27 de maio de 2020 | 04h00
Assim como acontece com as estimativas para o desempenho do PIB brasileiro, que vêm sofrendo seguidas revisões para baixo, ainda pairam incertezas sobre qual será o impacto completo no mercado de trabalho das medidas de restrição à atividade econômica, adotadas por Estados e municípios, para conter a disseminação do coronavírus.
O IBGE divulga hoje a taxa de desemprego referente ao trimestre encerrado no mês de abril, o pior em termos de atividade econômica desde o início da pandemia do coronavírus, com o consenso entre os analistas apontando um aumento de 1 ponto porcentual nessa taxa, passando de 12,2% no trimestre encerrado em março para 13,2% em abril.
Esse indicador está longe de refletir a realidade: a queda rápida da população econômica ativa (PEA), com o aumento no número de pessoas que deixaram de procurar trabalho, acaba gerando um efeito estatístico, limitando a alta na taxa de desemprego. Em março, por exemplo, houve até quem estimasse que a queda na taxa de participação da força de trabalho tirou quase 1 ponto porcentual da taxa de desemprego.
Além disso, a leitura desse indicador para o trimestre encerrado em abril ainda estará contaminada pelos números de fevereiro, antes das medidas de distanciamento social terem quase paralisado a atividade econômica no País.
Espera-se, portanto, que a taxa de desemprego suba com mais força a partir de maio e que o seu pico aconteça no terceiro trimestre, devendo superar o patamar de 18%, nos cálculos de alguns analistas. Em dezembro de 2019, a taxa de desemprego foi de 11,9%.
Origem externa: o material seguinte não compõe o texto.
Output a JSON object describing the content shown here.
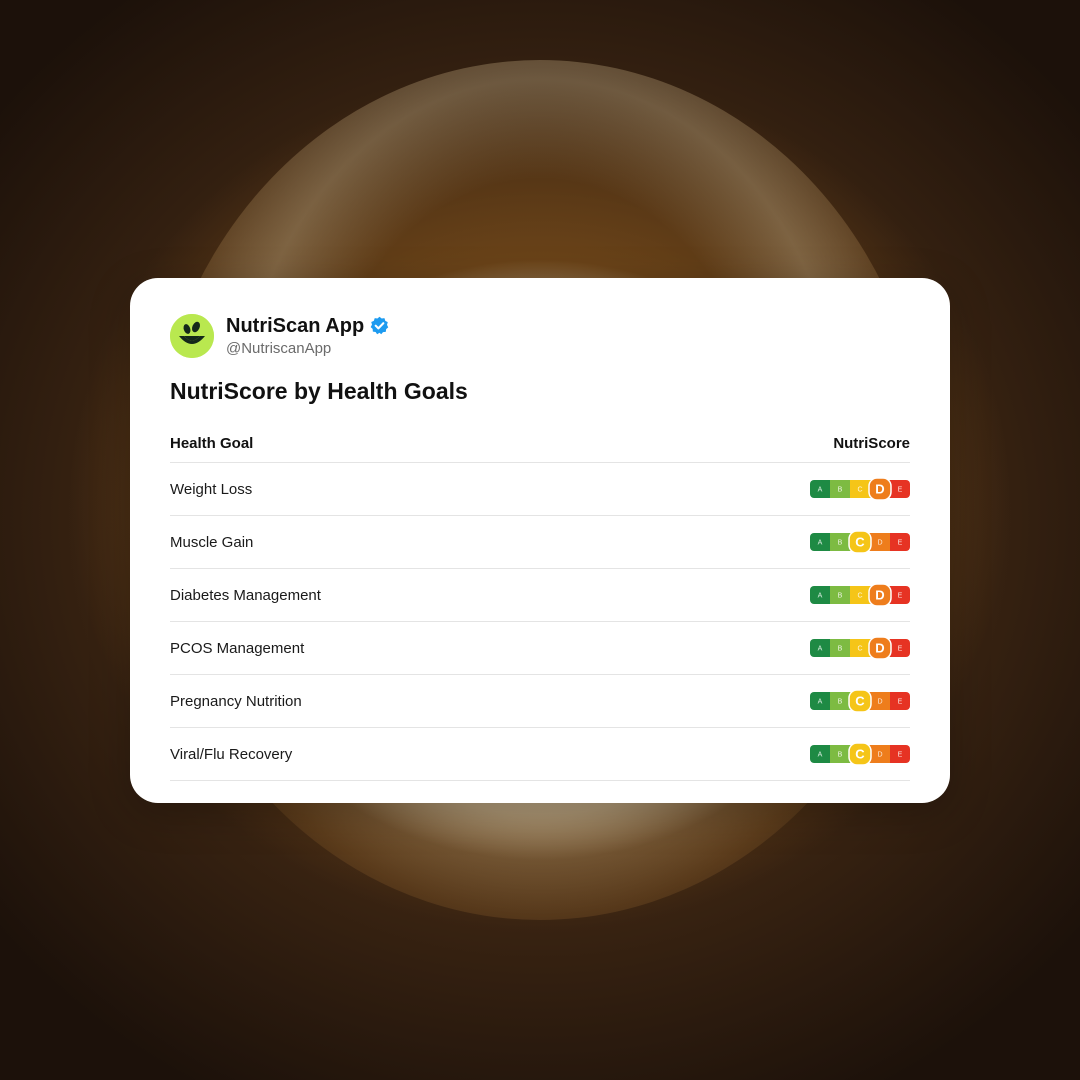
{
  "account": {
    "name": "NutriScan App",
    "handle": "@NutriscanApp",
    "verified_icon": "verified-badge-icon",
    "avatar_icon": "nutriscan-logo-icon"
  },
  "title": "NutriScore by Health Goals",
  "table": {
    "headers": [
      "Health Goal",
      "NutriScore"
    ],
    "rows": [
      {
        "goal": "Weight Loss",
        "score": "D"
      },
      {
        "goal": "Muscle Gain",
        "score": "C"
      },
      {
        "goal": "Diabetes Management",
        "score": "D"
      },
      {
        "goal": "PCOS Management",
        "score": "D"
      },
      {
        "goal": "Pregnancy Nutrition",
        "score": "C"
      },
      {
        "goal": "Viral/Flu Recovery",
        "score": "C"
      }
    ]
  },
  "nutriscore_scale": {
    "letters": [
      "A",
      "B",
      "C",
      "D",
      "E"
    ],
    "colors": [
      "#1e8a44",
      "#7dbb42",
      "#f5c518",
      "#ee7d1c",
      "#e63323"
    ]
  },
  "colors": {
    "avatar_bg": "#b9e84f",
    "verified": "#1d9bf0"
  }
}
Outras métricas dão uma noção do tamanho do estrago da pandemia no mercado de trabalho: os pedidos de seguro-desemprego aumentaram 76,2% na primeira quinzena de maio ante o mesmo período de 2019. Em abril, houve alta de 22,1% nesses pedidos. Mas o Ministério da Economia estima que haja uma fila de 250 mil solicitações represadas do período em que as agências do Sine estavam fechadas.
Para Alessandra Ribeiro, economista e sócia da Tendências Consultoria Integrada, a taxa de desemprego não é uma boa métrica isoladamente.
“Primeiramente, porque a PEA está caindo, pois as pessoas não têm procurado emprego”, diz. “Assim, é importante olhar o comportamento das pessoas que estão fora da PEA, ou seja, métricas ligadas a desalento e inatividade. Além disso, acompanhar a subocupação, pois a pessoa pode seguir ocupada, mas por menos horas.”
Por enquanto, Alessandra mantém uma estimativa de queda do PIB brasileiro de 4,1% em 2020 e, nesse cenário, a taxa de desemprego atingiria o pico de 15,5% em julho. Ela projeta um crescimento do PIB de 3,6% em 2021. Com isso, a taxa de desemprego somente voltaria aos níveis de 2019 no fim de 2024. Mas essas estimativas de PIB, segundo a sócia da Tendências, estão sob revisão e, portanto, a taxa de desemprego poderá ser pior do que ela está prevendo atualmente.
A coordenadora do Boletim Macro do Ibre/FGV, Silvia Matos, projeta um aumento da taxa de desemprego para 18,7% em 2020. Essa estimativa embute uma previsão de queda de 10,5% na população ocupada e um recuo esperado da PEA de 3% que devem atenuar o aumento do desemprego no ano.
Ela espera uma queda de 5,4% do PIB neste ano e um crescimento da economia de 2,5% em 2021, mas alerta para risco de uma recessão mais profunda neste ano, sem uma retomada mais forte no ano que vem.
“Como o choque ocorre em setores intensivos em mão de obra, a queda da renda também será intensa, mesmo com as medidas de benefícios temporários”, diz Sílvia. O setor serviços, por exemplo, emprega em torno de 70% de toda mão de obra do País.
“Estimamos uma queda da massa de rendimento ampliada de 10,7%. Essa destruição de emprego e renda nunca foi observada em outros períodos; é um quadro sem precedentes.”
Setores da economia percebidos como de alto risco frente aos efeitos da pandemia concentram 42% da população ocupada no País. E dados do Sebrae apontam que cerca de 52% da população ocupada está concentrada em empresas com até cinco funcionários, justamente as que não têm conseguido acesso a crédito neste momento. Ou seja, a situação do emprego pode ser bem pior que os indicadores oficiais mostram.